Réduire la fenêtre de quatre mois garantie à la salle pour aider à relancer le cinéma ? L’idée peut paraître paradoxale. Elle ne sera pas forcément vue d’un bon œil par les exploitants, alors que les entrées peinent à retrouver leur niveau d’avant la crise sanitaire (-30 % sur neuf mois à fin septembre, par rapport à la même période de 2019).
Et constater que la fréquentation est également en forte baisse chez nos principaux voisins (de -26 % au 1er trimestre au Royaume-Uni à -61 % en Italie, selon les données réunies dans l’INSIGHT NPA #1059) ne constitue qu’une maigre consolation.
L’étude à laquelle a procédé NPA Conseil incite néanmoins à ne pas écarter cette piste, en vue de définir le « cadre (…) équitable, flexible et incitatif à la sortie des films en salles » que la présidente de Disney France Hélène Etzi a appelé de ses vœux, sur Twitter, le 17 octobre.
S’agissant du marché français, cette étude montre que pour les 50 films ayant enregistré le plus d’entrées en 2019, 97 % des billets avaient été vendus dans les 8 semaines suivant leur sortie (84 % au bout de 4 semaines).

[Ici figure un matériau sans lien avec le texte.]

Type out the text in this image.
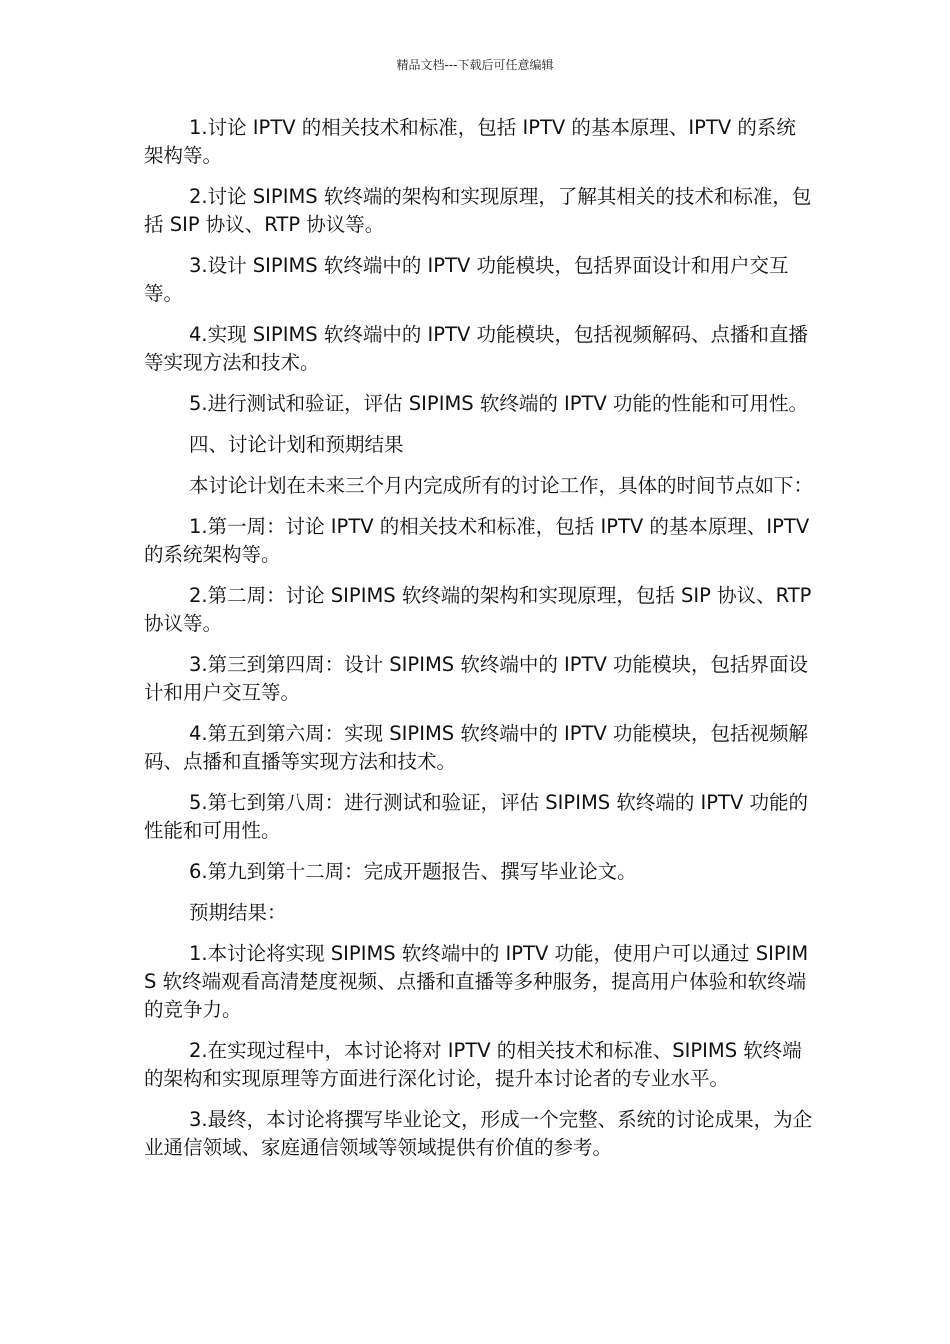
精品文档---下载后可任意编辑

1.讨论 IPTV 的相关技术和标准，包括 IPTV 的基本原理、IPTV 的系统架构等。

2.讨论 SIPIMS 软终端的架构和实现原理，了解其相关的技术和标准，包括 SIP 协议、RTP 协议等。

3.设计 SIPIMS 软终端中的 IPTV 功能模块，包括界面设计和用户交互等。

4.实现 SIPIMS 软终端中的 IPTV 功能模块，包括视频解码、点播和直播等实现方法和技术。

5.进行测试和验证，评估 SIPIMS 软终端的 IPTV 功能的性能和可用性。

四、讨论计划和预期结果

本讨论计划在未来三个月内完成所有的讨论工作，具体的时间节点如下：

1.第一周：讨论 IPTV 的相关技术和标准，包括 IPTV 的基本原理、IPTV 的系统架构等。

2.第二周：讨论 SIPIMS 软终端的架构和实现原理，包括 SIP 协议、RTP 协议等。

3.第三到第四周：设计 SIPIMS 软终端中的 IPTV 功能模块，包括界面设计和用户交互等。

4.第五到第六周：实现 SIPIMS 软终端中的 IPTV 功能模块，包括视频解码、点播和直播等实现方法和技术。

5.第七到第八周：进行测试和验证，评估 SIPIMS 软终端的 IPTV 功能的性能和可用性。

6.第九到第十二周：完成开题报告、撰写毕业论文。

预期结果：

1.本讨论将实现 SIPIMS 软终端中的 IPTV 功能，使用户可以通过 SIPIMS 软终端观看高清楚度视频、点播和直播等多种服务，提高用户体验和软终端的竞争力。

2.在实现过程中，本讨论将对 IPTV 的相关技术和标准、SIPIMS 软终端的架构和实现原理等方面进行深化讨论，提升本讨论者的专业水平。

3.最终，本讨论将撰写毕业论文，形成一个完整、系统的讨论成果，为企业通信领域、家庭通信领域等领域提供有价值的参考。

Et le constat est proche si l’on observe les 20 productions qui ont dominé la même année le box-office en Allemagne (90 % et 73 %), aux Etats-Unis (95 % et 81 %) ou encore au Royaume-Uni (96 % et 82 %).
Le délai dans lequel un film trouve – ou pas – son public est court. Il est proche, d’un pays à l’autre. Il semble aussi relativement indifférent à la vitesse avec laquelle vont se succéder ses autres modes d’exposition : la France, qui côtoie la Bulgarie et l’Italie parmi les « rigoureux », dans une étude publiée en 2019 par l’Observatoire européen de l’audiovisuel, est la seule offrir par voie juridique une protection de quatre mois à la salle ; « contractuels » (comme les Etats-Unis et le Royaume-Uni) et « conditionneurs » (tels que l’Allemagne) sont à la fois plus souples sur la durée et sur les modalités… pour des résultats proches en termes de cycle de vie des films.
Et si, demain, les quatre mois étaient ramenés à trois, voire à 10 semaines ?
Cela permettrait d’abord de redonner un peu d’air à la vidéo à la demande, qui ne dispose plus que de deux mois d’exclusivité depuis l’accord de janvier 2022, avant que s’ouvre au bénéfice d’OCS ou surtout Canal+ la première fenêtre de TV payante.
Cela permettrait, au-delà, de faire « respirer » l’enchaînement des fenêtres suivantes (2e pay TV, SVoD, TV en clair, AVoD…) et leurs multiples variations en fonction de l’existence, ou pas, d’accord avec les organisations professionnelles.
Cela aiderait à éviter à Disney – ou à d’autres studios demain – de se poser à nouveau la question de l’intérêt à sortir Strange World ou Black Panther au cinéma, et assurerait aux salles de pleinement bénéficier de leur potentiel en millions d’entrées.
Réduire la protection pour mieux accompagner ?
Les professionnels ont trois mois pour y réfléchir avant de souffler le premier anniversaire de l’accord du 24 janvier 2022… et d’en signer potentiellement le (premier ?) avenant.